In the consultation, the minister responsible, Lord Faulks, says the government is committed to “greater independence” in the way that medical evidence in support of soft tissue claims is obtained. It is concerned that “new business practices” have developed in the personal injury sector which stifle competition and increase opportunities both for “unhealthy” relationships between the commissioners of medical reports and those who write them, and for fraud.

Where is the evidence?

In our response to the consultation, Thompsons, as commissioners of over 10,000 medical reports a year, questions whether there is any evidence that the personal injury sector has a major problem with the issues the consultation purports to address.

Tom Jones, head of policy at Thompsons Solicitors, comments that the consultation document “unfortunately shows the tell-tale signs of being another baseless attack by the government on the personal injury sector; one that says more about its cosy relationship with the insurance industry than any real determination to improve the system for the end user, the injured party.”

Mr Jones continues: “In relying unquestioningly on ABI figures, the government lays bare its relationship with an industry in whose interest it is to keep the issue of fraud uppermost in the minds of legislators and the public. We do not know of any other area of business the government is so keen to regulate to solve a problem which has yet to be adequately evidenced.
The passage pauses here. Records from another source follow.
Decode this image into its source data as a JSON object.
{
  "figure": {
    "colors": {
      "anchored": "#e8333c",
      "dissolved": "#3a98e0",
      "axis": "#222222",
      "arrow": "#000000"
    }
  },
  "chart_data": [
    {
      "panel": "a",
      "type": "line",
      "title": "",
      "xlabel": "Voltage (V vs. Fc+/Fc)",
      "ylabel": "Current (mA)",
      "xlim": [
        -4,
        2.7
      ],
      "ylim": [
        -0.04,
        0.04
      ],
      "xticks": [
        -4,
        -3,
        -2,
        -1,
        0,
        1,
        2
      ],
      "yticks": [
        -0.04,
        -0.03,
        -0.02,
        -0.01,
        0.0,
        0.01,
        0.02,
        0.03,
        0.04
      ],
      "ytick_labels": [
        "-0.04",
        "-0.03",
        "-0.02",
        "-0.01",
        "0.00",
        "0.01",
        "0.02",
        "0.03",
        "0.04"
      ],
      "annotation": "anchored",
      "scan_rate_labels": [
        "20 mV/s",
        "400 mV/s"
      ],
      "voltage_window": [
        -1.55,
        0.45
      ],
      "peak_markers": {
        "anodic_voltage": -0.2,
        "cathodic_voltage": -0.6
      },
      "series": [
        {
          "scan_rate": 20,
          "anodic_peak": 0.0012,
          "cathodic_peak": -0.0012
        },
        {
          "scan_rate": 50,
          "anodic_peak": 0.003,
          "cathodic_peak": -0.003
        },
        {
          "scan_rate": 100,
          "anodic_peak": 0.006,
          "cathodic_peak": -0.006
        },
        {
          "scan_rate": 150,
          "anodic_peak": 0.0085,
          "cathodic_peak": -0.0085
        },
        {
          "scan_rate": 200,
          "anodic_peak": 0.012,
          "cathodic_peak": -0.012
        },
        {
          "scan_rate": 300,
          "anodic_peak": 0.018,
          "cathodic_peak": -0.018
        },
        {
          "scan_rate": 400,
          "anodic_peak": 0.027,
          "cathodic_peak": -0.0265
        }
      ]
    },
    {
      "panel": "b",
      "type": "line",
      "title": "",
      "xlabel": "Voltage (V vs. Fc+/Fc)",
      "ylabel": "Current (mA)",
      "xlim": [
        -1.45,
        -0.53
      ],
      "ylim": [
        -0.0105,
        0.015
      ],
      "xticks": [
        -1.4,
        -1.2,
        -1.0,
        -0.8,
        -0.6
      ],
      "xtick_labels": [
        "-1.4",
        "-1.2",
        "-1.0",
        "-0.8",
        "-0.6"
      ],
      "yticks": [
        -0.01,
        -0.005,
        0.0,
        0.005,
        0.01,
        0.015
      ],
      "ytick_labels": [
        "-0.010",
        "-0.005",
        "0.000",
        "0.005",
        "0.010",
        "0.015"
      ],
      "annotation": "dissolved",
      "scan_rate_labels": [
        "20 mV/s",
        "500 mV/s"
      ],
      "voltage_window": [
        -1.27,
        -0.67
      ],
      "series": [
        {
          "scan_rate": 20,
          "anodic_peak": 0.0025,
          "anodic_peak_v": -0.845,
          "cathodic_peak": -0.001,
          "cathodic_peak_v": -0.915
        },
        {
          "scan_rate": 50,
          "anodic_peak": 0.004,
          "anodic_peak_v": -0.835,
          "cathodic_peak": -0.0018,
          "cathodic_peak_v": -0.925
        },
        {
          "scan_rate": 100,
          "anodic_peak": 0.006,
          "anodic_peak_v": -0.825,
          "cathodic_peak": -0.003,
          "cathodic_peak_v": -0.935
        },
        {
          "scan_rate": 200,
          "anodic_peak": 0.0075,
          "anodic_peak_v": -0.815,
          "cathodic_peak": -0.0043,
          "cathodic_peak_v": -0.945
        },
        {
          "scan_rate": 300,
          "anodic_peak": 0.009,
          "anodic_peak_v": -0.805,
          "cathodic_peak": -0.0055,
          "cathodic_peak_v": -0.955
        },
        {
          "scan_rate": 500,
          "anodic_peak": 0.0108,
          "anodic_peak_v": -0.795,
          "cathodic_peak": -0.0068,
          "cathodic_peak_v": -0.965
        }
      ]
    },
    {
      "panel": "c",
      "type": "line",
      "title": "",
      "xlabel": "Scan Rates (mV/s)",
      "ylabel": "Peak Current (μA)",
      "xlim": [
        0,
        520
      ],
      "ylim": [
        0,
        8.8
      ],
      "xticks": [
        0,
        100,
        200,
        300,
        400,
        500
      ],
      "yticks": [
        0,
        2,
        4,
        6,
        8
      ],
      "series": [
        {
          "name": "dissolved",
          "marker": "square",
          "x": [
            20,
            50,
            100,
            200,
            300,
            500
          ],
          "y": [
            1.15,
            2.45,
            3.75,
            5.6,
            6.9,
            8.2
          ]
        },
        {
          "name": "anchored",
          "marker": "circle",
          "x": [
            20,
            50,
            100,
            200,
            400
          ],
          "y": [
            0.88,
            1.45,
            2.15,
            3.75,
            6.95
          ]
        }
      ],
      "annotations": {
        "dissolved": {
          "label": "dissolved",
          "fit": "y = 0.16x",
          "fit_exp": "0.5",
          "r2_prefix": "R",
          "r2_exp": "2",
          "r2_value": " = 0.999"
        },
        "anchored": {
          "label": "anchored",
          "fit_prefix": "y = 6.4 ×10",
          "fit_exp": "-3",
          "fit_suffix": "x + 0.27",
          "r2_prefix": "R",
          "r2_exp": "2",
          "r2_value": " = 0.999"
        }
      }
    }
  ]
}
Random selection of doctors bad for the injured party

“In order to reduce apparently unhealthy business practices, claimant representatives now have to go through a lucky-dip lottery to secure an expert and are often compelled to select agencies or experts of whom they have little knowledge and with which they have no agreed business terms. This random system is no good for us and, more importantly, is not good for our clients who end up with a doctor about whom we know very little and whose report we are then forced to use.

“If the issue here is fraud then wherever it is identified it should be investigated and prosecuted through the courts to make a public example of those involved. The fact that the current number of prosecutions for allegedly fraudulent behaviour is minute in comparison to the number of medical reports commissioned every year suggests that the level of fraud is in fact virtually non-existent and this is a sledgehammer to crack a nut.”